İranlı kadın aktivistler, “jin jiyan azadî” ayaklanmasının kadınların mücadelesinde önemli bir dönüm noktası olduğunu belirterek, “Bu ayaklanma sadece İran'ı değil, tüm dünyayı etkileyen bir harekete dönüştü” dedi.

Tahran- İranlı kadınlar önceki yıllardan farklı olarak bu yıl 8 Mart Dünya Kadınlar Günü’nü daha coşkulu ve çeşitli etkinliklerle geçirdi.

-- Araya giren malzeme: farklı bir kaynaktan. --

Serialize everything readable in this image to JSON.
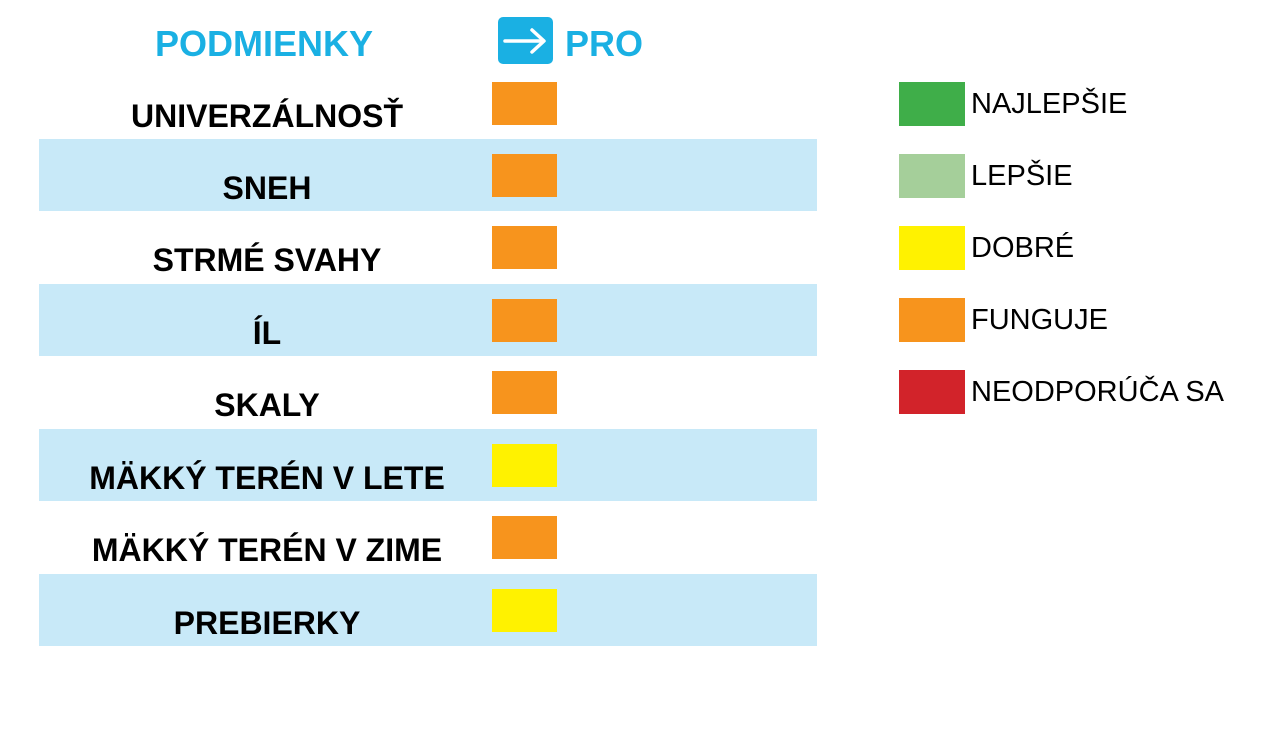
{
  "header": {
    "conditions_label": "PODMIENKY",
    "product_label": "PRO",
    "product_icon": "arrow-right-icon",
    "accent_color": "#1ab0e3"
  },
  "rows": [
    {
      "label": "UNIVERZÁLNOSŤ",
      "rating": "FUNGUJE",
      "color": "#f7941d"
    },
    {
      "label": "SNEH",
      "rating": "FUNGUJE",
      "color": "#f7941d"
    },
    {
      "label": "STRMÉ SVAHY",
      "rating": "FUNGUJE",
      "color": "#f7941d"
    },
    {
      "label": "ÍL",
      "rating": "FUNGUJE",
      "color": "#f7941d"
    },
    {
      "label": "SKALY",
      "rating": "FUNGUJE",
      "color": "#f7941d"
    },
    {
      "label": "MÄKKÝ TERÉN V LETE",
      "rating": "DOBRÉ",
      "color": "#fff200"
    },
    {
      "label": "MÄKKÝ TERÉN V ZIME",
      "rating": "FUNGUJE",
      "color": "#f7941d"
    },
    {
      "label": "PREBIERKY",
      "rating": "DOBRÉ",
      "color": "#fff200"
    }
  ],
  "row_band_color": "#c8e9f8",
  "legend": [
    {
      "label": "NAJLEPŠIE",
      "color": "#3fae49"
    },
    {
      "label": "LEPŠIE",
      "color": "#a5cf9a"
    },
    {
      "label": "DOBRÉ",
      "color": "#fff200"
    },
    {
      "label": "FUNGUJE",
      "color": "#f7941d"
    },
    {
      "label": "NEODPORÚČA SA",
      "color": "#d2232a"
    }
  ]
}
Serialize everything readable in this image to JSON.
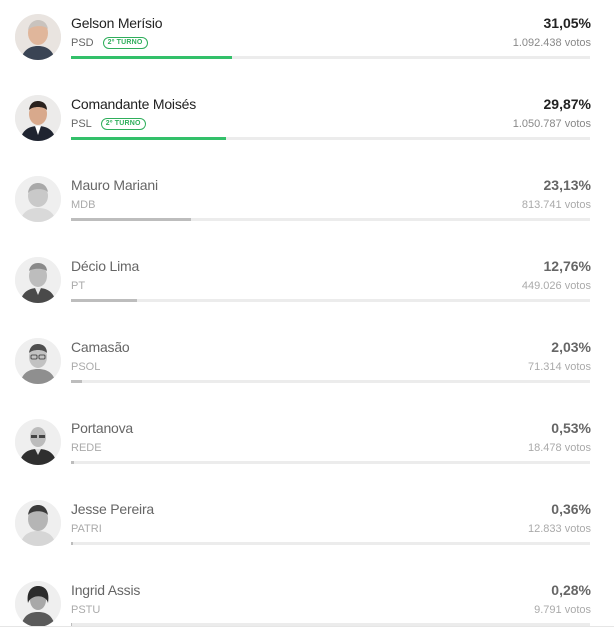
{
  "candidates": [
    {
      "name": "Gelson Merísio",
      "party": "PSD",
      "badge": "2º TURNO",
      "pct": "31,05%",
      "votes": "1.092.438 votos",
      "share": 31.05,
      "status": "elected"
    },
    {
      "name": "Comandante Moisés",
      "party": "PSL",
      "badge": "2º TURNO",
      "pct": "29,87%",
      "votes": "1.050.787 votos",
      "share": 29.87,
      "status": "elected"
    },
    {
      "name": "Mauro Mariani",
      "party": "MDB",
      "badge": "",
      "pct": "23,13%",
      "votes": "813.741 votos",
      "share": 23.13,
      "status": "other"
    },
    {
      "name": "Décio Lima",
      "party": "PT",
      "badge": "",
      "pct": "12,76%",
      "votes": "449.026 votos",
      "share": 12.76,
      "status": "other"
    },
    {
      "name": "Camasão",
      "party": "PSOL",
      "badge": "",
      "pct": "2,03%",
      "votes": "71.314 votos",
      "share": 2.03,
      "status": "other"
    },
    {
      "name": "Portanova",
      "party": "REDE",
      "badge": "",
      "pct": "0,53%",
      "votes": "18.478 votos",
      "share": 0.53,
      "status": "other"
    },
    {
      "name": "Jesse Pereira",
      "party": "PATRI",
      "badge": "",
      "pct": "0,36%",
      "votes": "12.833 votos",
      "share": 0.36,
      "status": "other"
    },
    {
      "name": "Ingrid Assis",
      "party": "PSTU",
      "badge": "",
      "pct": "0,28%",
      "votes": "9.791 votos",
      "share": 0.28,
      "status": "other"
    }
  ],
  "colors": {
    "elected_bar": "#33c06a",
    "other_bar": "#bdbdbd",
    "badge": "#2fae5b",
    "track": "#ececec"
  }
}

Hem Tahran'da hem de Doğu Kürdistan'da kadınlar renkli kıyafetleriyle 8 Mart etkinliklerine katıldı.

Öte yandan 8 Mart’a katıldıkları gerekçesiyle Doğu Kürdistan’ın Seqiz kentinde Leyla Paşai ve Dêwlan kentinde Suheyla Metai, Sine’de Soma Muhammed Rezayi ve Baran Seidi isimli 4 kadın hakları savunucuları gözaltına alındı ve kadınlardan haber alınamamaktadır.

İranlı kadın hakları savunucularıyla kadın mücadelesini konuştuk.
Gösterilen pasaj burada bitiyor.